For some time now, USCIS has considered whether an applicant for Permanent Residency is likely to be become a “public charge”—meaning they will rely on government benefits—before granting status. The new rule creates new and extended parameters for this consideration.”
It is important to note that Permanent Residents applying for U.S. citizenship are not affected by the rule. In addition, the rule apparently does not apply to pregnant women or children, those seeking status via VAWA, U visa, asylum, and those who already have obtained their Green Cards. Also, applicants whose family members have received benefits will not be affected by the rule, and neither will applicants who received Medicaid prior to turning 21, or who received care during an emergency.
In general, an immigrant applicant’s use of government-funded programs such as Medicaid, the Supplemental Nutrition Assistance Program (SNAP, formerly known as food stamps), Section 8 housing assistance and federally subsidized housing, TANF, SSI, and other programs for food, housing, medical and other expenses could make the applicant inadmissible.
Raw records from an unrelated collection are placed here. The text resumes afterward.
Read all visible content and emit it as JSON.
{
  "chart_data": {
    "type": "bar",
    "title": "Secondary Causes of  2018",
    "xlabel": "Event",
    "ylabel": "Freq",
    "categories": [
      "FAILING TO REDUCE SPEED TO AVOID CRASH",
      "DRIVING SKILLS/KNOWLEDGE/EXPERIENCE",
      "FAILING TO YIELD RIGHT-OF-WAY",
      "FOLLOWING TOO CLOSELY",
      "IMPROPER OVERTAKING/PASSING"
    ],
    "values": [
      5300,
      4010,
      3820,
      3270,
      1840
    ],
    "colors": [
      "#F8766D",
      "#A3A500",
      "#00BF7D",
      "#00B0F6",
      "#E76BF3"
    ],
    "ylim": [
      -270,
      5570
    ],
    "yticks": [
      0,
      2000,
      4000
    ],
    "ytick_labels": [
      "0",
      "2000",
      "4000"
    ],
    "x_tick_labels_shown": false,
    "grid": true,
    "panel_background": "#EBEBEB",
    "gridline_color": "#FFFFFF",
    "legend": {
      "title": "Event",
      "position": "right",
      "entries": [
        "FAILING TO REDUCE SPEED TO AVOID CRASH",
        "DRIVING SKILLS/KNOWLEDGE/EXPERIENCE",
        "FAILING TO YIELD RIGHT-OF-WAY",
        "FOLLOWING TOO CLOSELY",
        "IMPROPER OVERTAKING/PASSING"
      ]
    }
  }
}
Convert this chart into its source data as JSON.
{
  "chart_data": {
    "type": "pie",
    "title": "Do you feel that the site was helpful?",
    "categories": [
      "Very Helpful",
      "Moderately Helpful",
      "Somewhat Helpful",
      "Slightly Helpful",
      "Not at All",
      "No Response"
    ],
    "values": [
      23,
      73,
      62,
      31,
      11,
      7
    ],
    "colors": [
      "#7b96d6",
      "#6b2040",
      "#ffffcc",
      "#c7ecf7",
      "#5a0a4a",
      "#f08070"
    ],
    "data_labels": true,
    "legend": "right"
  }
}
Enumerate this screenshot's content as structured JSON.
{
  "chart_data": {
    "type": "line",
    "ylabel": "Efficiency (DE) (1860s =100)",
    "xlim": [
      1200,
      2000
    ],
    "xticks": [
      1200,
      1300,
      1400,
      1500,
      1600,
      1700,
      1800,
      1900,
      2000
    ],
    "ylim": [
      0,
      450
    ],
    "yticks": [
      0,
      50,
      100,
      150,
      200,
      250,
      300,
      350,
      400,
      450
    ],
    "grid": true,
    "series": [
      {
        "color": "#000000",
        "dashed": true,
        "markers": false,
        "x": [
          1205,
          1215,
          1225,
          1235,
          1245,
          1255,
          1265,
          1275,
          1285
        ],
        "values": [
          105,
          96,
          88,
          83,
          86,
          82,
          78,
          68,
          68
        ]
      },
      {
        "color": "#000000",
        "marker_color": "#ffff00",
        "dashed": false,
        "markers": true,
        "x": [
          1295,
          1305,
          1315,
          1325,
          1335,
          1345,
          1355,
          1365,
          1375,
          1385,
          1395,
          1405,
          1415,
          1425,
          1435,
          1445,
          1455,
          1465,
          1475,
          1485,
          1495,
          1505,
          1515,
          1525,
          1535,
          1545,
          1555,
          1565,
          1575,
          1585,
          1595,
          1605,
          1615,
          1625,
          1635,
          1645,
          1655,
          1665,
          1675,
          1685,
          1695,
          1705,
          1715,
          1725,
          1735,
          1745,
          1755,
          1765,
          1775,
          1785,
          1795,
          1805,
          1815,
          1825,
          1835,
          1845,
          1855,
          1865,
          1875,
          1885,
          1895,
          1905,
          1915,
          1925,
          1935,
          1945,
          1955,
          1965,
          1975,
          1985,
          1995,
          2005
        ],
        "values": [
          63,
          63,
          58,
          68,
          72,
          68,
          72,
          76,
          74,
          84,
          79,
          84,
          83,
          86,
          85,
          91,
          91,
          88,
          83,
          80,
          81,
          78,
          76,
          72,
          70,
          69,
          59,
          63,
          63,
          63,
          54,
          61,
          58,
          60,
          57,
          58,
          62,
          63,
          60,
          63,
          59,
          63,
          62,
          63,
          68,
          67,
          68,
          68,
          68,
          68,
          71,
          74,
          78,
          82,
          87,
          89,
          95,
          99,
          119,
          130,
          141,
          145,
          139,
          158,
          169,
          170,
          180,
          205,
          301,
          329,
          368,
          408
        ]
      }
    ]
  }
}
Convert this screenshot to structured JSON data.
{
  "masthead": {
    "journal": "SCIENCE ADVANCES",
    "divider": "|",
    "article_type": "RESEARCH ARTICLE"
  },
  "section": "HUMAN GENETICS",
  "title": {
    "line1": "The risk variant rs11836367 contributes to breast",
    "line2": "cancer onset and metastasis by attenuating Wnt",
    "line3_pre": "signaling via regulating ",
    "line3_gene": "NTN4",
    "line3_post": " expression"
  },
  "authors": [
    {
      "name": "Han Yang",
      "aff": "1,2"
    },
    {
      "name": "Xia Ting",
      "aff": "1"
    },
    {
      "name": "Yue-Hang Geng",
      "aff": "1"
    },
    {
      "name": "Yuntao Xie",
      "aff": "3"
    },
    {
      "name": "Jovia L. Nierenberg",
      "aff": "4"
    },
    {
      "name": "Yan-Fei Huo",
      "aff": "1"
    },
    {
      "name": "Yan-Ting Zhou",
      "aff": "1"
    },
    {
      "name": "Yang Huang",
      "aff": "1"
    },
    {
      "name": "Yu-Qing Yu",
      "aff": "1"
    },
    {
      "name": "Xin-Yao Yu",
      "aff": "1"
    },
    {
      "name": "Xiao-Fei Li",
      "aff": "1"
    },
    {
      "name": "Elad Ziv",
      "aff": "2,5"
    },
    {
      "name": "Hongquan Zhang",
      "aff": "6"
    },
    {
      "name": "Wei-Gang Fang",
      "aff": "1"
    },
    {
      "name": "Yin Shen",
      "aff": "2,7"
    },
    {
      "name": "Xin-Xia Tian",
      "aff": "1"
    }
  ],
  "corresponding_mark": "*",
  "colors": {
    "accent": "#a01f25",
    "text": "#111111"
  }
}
A person may be deemed a public charge if he or she has used one or more public benefits for more than 12 months within any 36-month period. Under the rule, receiving two benefits in one month counts as two months of consuming public resources.
Some of the more concerning provisions of the new rule, primarily because it is currently impossible to predict how they will be interpreted and applied, are rules that allow immigration officers to consider several factors related to an immigrant’s economic situation, education, and health. These provisions allow officers to use their own discretion in considering Permanent Resident applications. For example, immigration officers may be allowed to consider the applicant’s ability to speak English, a person’s credit score, health concerns, and the applicant’s access to private health insurance.
Applicants for Permanent Residency will now be required to file a new form, I-944, Declaration of Self-Sufficiency when applying for a Green Card, as well as a DS-5540, Public Charge Questionnaire when applying for a green card through consular processing.